In a generation where just about every game has some kind of serious story with complex characters, Retro City Rampage does a complete 180 and focuses on plain and simple goofy fun. The 8-bit styled game resembles the original Grand Theft Auto at first, but if you dig a little deeper, you’ll also find it pays homage to a handful of retro classics and popular modern indie games.

The story mode relays a time travelling narrative with events closely resembling both Back to the Future and Bill and Ted’s Excellent Adventure. It can be a little bit over the top at times, but it provides an interesting set of goals for players who might not care for the open-world style of gameplay. Most missions boast fetch and deliver mechanics, but often include aspects of other games like the original Metal Gear and Paperboy. These variations are frequent and keep the gameplay fresh.

For individuals who’d rather just explore the city doing side missions and challenges, there’s also free-roam. Here you can spend time driving around the city, or searching for special areas and secret items. The variety of weapons and power-ups throughout the game is both impressive and entertaining. From golf clubs to rocket launchers, the weapons are as satisfying as they are destructive. Special power-ups like a set of boots allow you to sprint at high speeds through the streets, ploughing through people and scooping up huge combo multiplier points. Other than weapons, there are a multitude of unlockable characters, hair styles, and head designs to collect.

From mini-game clones of Bit.Trip Runner to re-created versions of Pole Position with aspects of Meat Boy, there’s plenty to do even after the story is finished. Scattered around the city are also a multitude of challenge modes with different ranks to achieve, as well as online leaderboards. Most objectives involve using a single weapon or power-up similar to the Rampage challenges in Grand Theft Auto, and are often fairly difficult if you want to achieve the gold rank.
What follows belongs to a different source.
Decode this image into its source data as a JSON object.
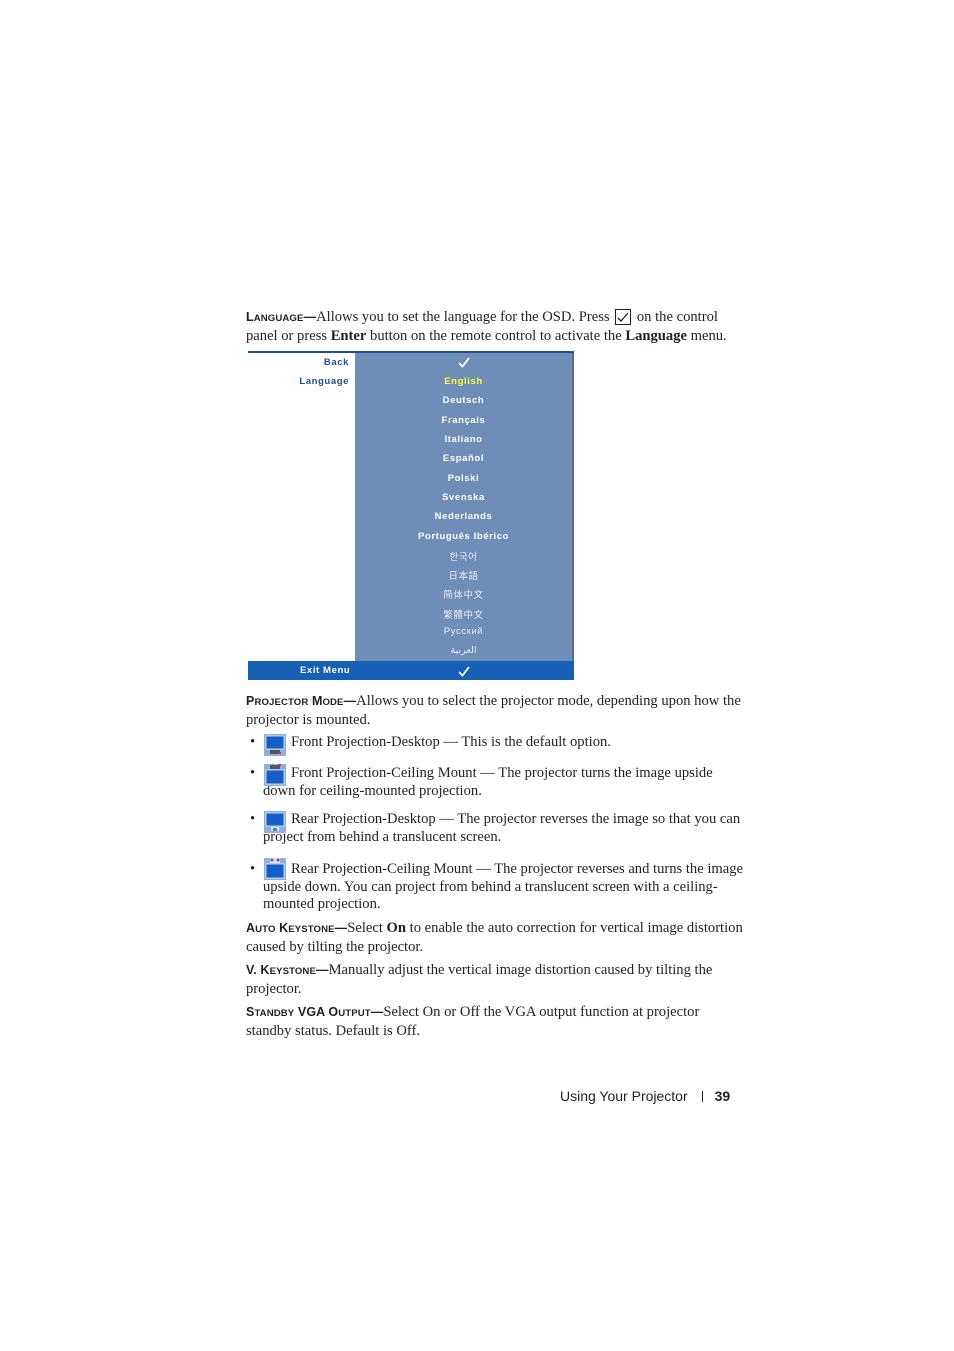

As one of the cross-buy promoted titles, purchasing for either PS3 or Vita unlocks the game for both platforms. Each of the releases deliver the exact same gameplay experience with identical controls. There aren't any touch screen, rear touch-pad, or motion controls in this game, but quite frankly, that’s a good thing. A cross-save feature is also included, making it easy to switch between the two different platforms.

The 8-bit visuals are complemented by a huge selection of chiptunes and sound effects. While driving around, your car radio can tune into a number different 'stations' with varying styles. The catchy songs really add to the nostalgic theme and never get old.

Another awesome feature is the TV Simulation mode. This allows you to recreate the visual aspects of many different displays from the past, including arcade cabinets and the original GameBoy. Also, to add to the effect, the colour palettes and text can be changed to further mimic the various throwback presentation styles.

Conclusion

Even if you managed to play the entirety of Retro City Rampage without understanding a single reference, you’ll still find plenty to like about the game. However, if you’ve grown up playing video games and watching cult movies, your enjoyment will be amplified. This is a difficult type of title to pull off, but Vblank Entertainment’s debut is the perfect parody.